Sollte die neue Regel tatsächlich ab Jerez konsequent umgesetzt werden, müssen sich die Teams beim Set-up darauf vorbereiten. Wenn man rein theoretisch mit einem Druck von über 2,2 bar gut fahren kann und die Konkurrenz nicht, hat man einen entscheidenden Vorteil.

Im Vorjahr soll vor allem Ducati tendenziell mit niedrigem Druck im Vorderreifen gefahren sein. "Wenn die Vorschrift kommt, dann wird das für alle ein Problem sein", meint Francesco Bagnaia. "Wenn man hinter jemandem ist, dann wird es gefährlich, weil der Druck zu hoch wird."

GasGas Box

Kann sich ein Team über das Set-up einen Vorteil erarbeiten? Zoom

Der Weltmeister hält fest, dass er beim Malaysia-Test die meiste Zeit mit hohem Reifendruck unterwegs war: "Als ich alleine gefahren bin, war es okay. Es ist natürlich nicht so sicher, wie wenn man mit niedrigerem Druck fährt. Aber klar, wenn man im Rennen hinter jemandem fährt, dann wird es ein Problem."

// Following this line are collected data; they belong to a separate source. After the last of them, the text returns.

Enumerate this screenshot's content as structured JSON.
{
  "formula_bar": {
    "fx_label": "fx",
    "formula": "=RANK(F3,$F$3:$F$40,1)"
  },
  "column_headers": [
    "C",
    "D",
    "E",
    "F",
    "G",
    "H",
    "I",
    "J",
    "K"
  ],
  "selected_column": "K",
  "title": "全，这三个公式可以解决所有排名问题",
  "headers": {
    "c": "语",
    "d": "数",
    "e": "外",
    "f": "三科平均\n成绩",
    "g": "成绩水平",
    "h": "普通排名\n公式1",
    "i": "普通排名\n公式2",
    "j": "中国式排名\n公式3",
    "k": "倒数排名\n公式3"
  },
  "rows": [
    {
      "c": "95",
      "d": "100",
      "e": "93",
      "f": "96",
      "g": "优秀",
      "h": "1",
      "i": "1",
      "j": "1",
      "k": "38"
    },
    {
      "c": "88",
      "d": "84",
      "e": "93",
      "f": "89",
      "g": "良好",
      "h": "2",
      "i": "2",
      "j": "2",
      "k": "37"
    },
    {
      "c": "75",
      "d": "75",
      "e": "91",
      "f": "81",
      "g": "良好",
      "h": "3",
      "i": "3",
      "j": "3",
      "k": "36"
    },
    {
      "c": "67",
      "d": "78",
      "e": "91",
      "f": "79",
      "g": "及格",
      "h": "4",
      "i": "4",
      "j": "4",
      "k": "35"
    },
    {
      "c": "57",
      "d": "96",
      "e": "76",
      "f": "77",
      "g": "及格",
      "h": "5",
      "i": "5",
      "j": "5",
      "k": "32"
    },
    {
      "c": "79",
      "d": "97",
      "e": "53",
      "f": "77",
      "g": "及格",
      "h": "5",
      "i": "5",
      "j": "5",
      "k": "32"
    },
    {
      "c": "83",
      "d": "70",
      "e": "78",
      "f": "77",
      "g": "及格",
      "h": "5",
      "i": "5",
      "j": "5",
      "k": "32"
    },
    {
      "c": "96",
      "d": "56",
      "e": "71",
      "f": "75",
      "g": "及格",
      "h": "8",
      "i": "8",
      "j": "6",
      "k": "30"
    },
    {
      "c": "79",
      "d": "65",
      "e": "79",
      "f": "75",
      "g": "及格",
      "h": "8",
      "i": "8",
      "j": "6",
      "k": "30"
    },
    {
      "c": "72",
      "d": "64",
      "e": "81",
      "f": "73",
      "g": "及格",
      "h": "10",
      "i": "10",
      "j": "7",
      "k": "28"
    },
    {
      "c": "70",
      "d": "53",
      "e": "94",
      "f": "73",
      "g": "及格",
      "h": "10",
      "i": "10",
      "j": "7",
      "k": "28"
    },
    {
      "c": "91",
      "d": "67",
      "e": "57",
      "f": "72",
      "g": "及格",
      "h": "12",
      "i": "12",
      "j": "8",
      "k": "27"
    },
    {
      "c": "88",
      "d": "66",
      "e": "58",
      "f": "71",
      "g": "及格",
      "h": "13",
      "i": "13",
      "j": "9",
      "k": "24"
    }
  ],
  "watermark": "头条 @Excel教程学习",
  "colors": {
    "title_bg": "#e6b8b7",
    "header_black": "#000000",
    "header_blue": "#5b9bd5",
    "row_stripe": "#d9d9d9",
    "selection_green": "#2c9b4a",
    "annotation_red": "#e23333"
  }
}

In die gleiche Kerbe schlägt auch Marco Bezzecchi: "Für mich ist es sehr gefährlich, mit hohem Reifendruck zu fahren. Es ist ein schmaler Grad. Wenn der Druck um 0,02 bar steigt, dann kann man schon Probleme bekommen. Ich hoffe, diese Regel wird nie eingeführt."

"Es geht um die Sicherheit von Michelin, aber auch um unsere Sicherheit. Ich denke, wir müssen versuchen, eine Balance zwischen den Wünschen von Michelin und den Fahrern zu finden. Die ersten drei Rennen werden interessant, bevor es eine Entscheidung gibt. Sollte die Regel kommen, dann müssen wir sie respektieren. Aber ich hoffe, es wird eine andere Lösung gefunden."